Entrevistado por Jesús Rocamora para Público, comentaba hace poco Ribas que su época levantó los cimientos de lo que ha sido 2011 para la revista Time: la figura del indignado: «Entonces ya se plantearon conceptos que hoy vuelve a manejar la ciudadanía, fundamentalmente la no ideologización, la autogestión, el antiautoritarismo, la no violencia, el cambio de modelo productivo. Y una política pensada con modestia, mucho más cercana al ciudadano, pensada para barrios y no para grandes ciudades, casi para cada casa. Sin multinacionales, sin grandes bancos.» Lo admito: no sé si estoy de acuerdo en este punto con Ribas. 2012, con la confirmación de la ineptocracia como régimen en alza, no ha podido empezar con peor pie, y ahí quedan dos imágenes atroces marcando el posible futuro. De un lado, las redes sociales echando chispas para demandar a nuestro nuevo gobierno una cierta coherencia con sus políticas económicas (si somos liberales, lo somos para todo, que lo único que ya demandamos es que no nos toméis el pelo en nuestro jeto), y de otro, empresarios de la comunicación que parecen tirar la toalla ante el que parecía ser el más firme reducto de resistencia en la prensa diaria (demonios, ya ni otro Ajoblanco es posible).

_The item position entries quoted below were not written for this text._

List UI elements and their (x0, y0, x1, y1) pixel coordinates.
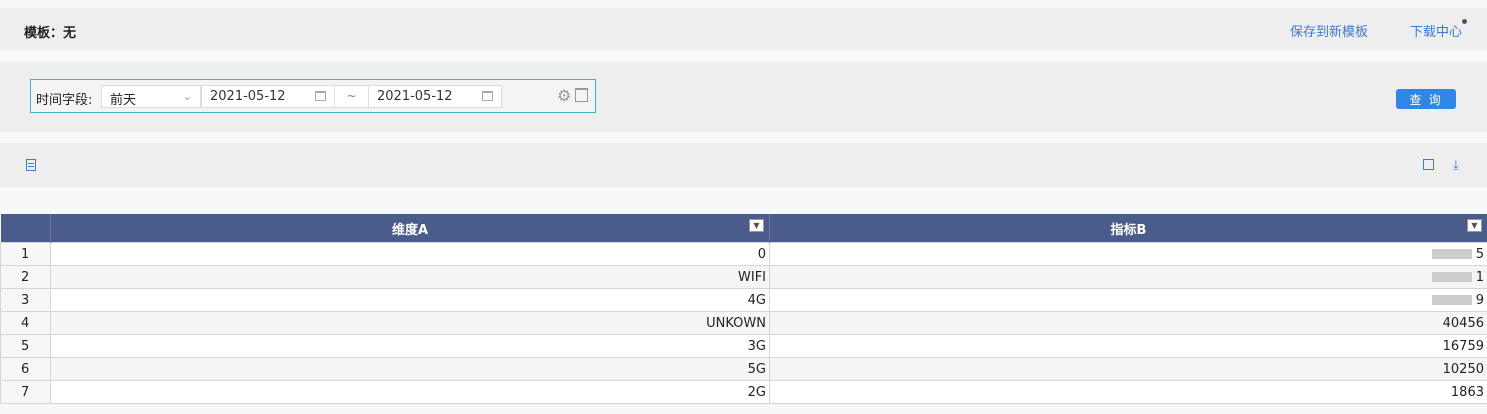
dimension-cell: 4G (50, 288, 770, 312)
metric-cell: 1 (769, 265, 1487, 289)
dimension-cell: 3G (50, 334, 770, 358)
row-index: 3 (0, 288, 51, 312)
column-header-label: 维度A (391, 222, 429, 238)
table-row[interactable]: 6 5G 10250 (0, 357, 1487, 381)
end-date-value: 2021-05-12 (377, 89, 453, 104)
chevron-down-icon: ⌄ (182, 90, 192, 103)
column-header-label: 指标B (1110, 222, 1147, 238)
metric-value: 5 (1475, 246, 1484, 262)
notification-dot-icon (1462, 19, 1467, 24)
data-table: 维度A ▼ 指标B ▼ 1 0 5 2 WIFI 1 3 4G 9 4 UNKO… (0, 214, 1487, 404)
template-label: 模板：无 (24, 26, 77, 41)
metric-value: 9 (1475, 292, 1484, 308)
metric-cell: 1863 (769, 380, 1487, 404)
table-header-row: 维度A ▼ 指标B ▼ (0, 214, 1487, 243)
table-row[interactable]: 5 3G 16759 (0, 334, 1487, 358)
table-row[interactable]: 1 0 5 (0, 242, 1487, 266)
save-to-new-template-link[interactable]: 保存到新模板 (1290, 21, 1368, 40)
column-header-metric: 指标B ▼ (769, 214, 1487, 243)
download-center-link[interactable]: 下载中心 (1410, 21, 1462, 40)
trash-icon[interactable] (575, 88, 588, 102)
row-index: 5 (0, 334, 51, 358)
table-row[interactable]: 2 WIFI 1 (0, 265, 1487, 289)
column-filter-icon[interactable]: ▼ (749, 219, 764, 232)
redaction-mask (1431, 249, 1472, 259)
list-view-icon[interactable] (26, 159, 36, 171)
date-separator: ~ (335, 85, 368, 108)
dimension-cell: 2G (50, 380, 770, 404)
metric-cell: 9 (769, 288, 1487, 312)
time-filter-group: 时间字段: 前天 ⌄ 2021-05-12 ~ 2021-05-12 ⚙ (30, 79, 596, 113)
dimension-cell: UNKOWN (50, 311, 770, 335)
redaction-mask (1431, 295, 1472, 305)
column-header-dimension: 维度A ▼ (50, 214, 770, 243)
time-field-label: 时间字段: (36, 93, 93, 108)
start-date-value: 2021-05-12 (210, 89, 286, 104)
metric-cell: 16759 (769, 334, 1487, 358)
dimension-cell: 0 (50, 242, 770, 266)
row-index: 1 (0, 242, 51, 266)
table-row[interactable]: 3 4G 9 (0, 288, 1487, 312)
dimension-cell: WIFI (50, 265, 770, 289)
filter-bar: 时间字段: 前天 ⌄ 2021-05-12 ~ 2021-05-12 ⚙ 查 询 (0, 62, 1487, 132)
row-index: 2 (0, 265, 51, 289)
dimension-cell: 5G (50, 357, 770, 381)
metric-value: 1 (1475, 269, 1484, 285)
column-filter-icon[interactable]: ▼ (1467, 219, 1482, 232)
calendar-icon (482, 91, 493, 101)
row-index: 7 (0, 380, 51, 404)
redaction-mask (1431, 272, 1472, 282)
export-icon[interactable] (1423, 159, 1434, 170)
row-index: 6 (0, 357, 51, 381)
metric-cell: 40456 (769, 311, 1487, 335)
table-row[interactable]: 7 2G 1863 (0, 380, 1487, 404)
download-icon[interactable]: ⤓ (1453, 158, 1459, 173)
metric-cell: 5 (769, 242, 1487, 266)
table-toolbar: ⤓ (0, 143, 1487, 187)
calendar-icon (315, 91, 326, 101)
start-date-input[interactable]: 2021-05-12 (201, 85, 335, 108)
query-button[interactable]: 查 询 (1396, 89, 1456, 109)
end-date-input[interactable]: 2021-05-12 (368, 85, 502, 108)
gear-icon[interactable]: ⚙ (557, 86, 571, 105)
row-index: 4 (0, 311, 51, 335)
metric-cell: 10250 (769, 357, 1487, 381)
top-bar: 模板：无 保存到新模板 下载中心 (0, 8, 1487, 50)
index-header (0, 214, 51, 243)
table-row[interactable]: 4 UNKOWN 40456 (0, 311, 1487, 335)
time-preset-select[interactable]: 前天 ⌄ (101, 85, 201, 108)
time-preset-value: 前天 (110, 93, 137, 108)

Cristo mal.

Si en los estertores del gobierno de la Dama de Hierro, Inglaterra tuvo dignidad para echarse a la calle y reclamar ponerse de ácido y salir de fiesta, y en el final de la transición española se protestaba contra la aburrida cultura tradicional de la familia y el trabajo estable (o como recuerda Ribas en su libro: «la boda, un marido con corbata y pantalón de franela, un buen piso y los hijos marcan el camino. Lo de siempre»), ¿cómo es que a nosotros sólo nos queda la esperanza de aspirar a ser unos buenos clerks? ¿Estamos locos? ¿O qué carajo?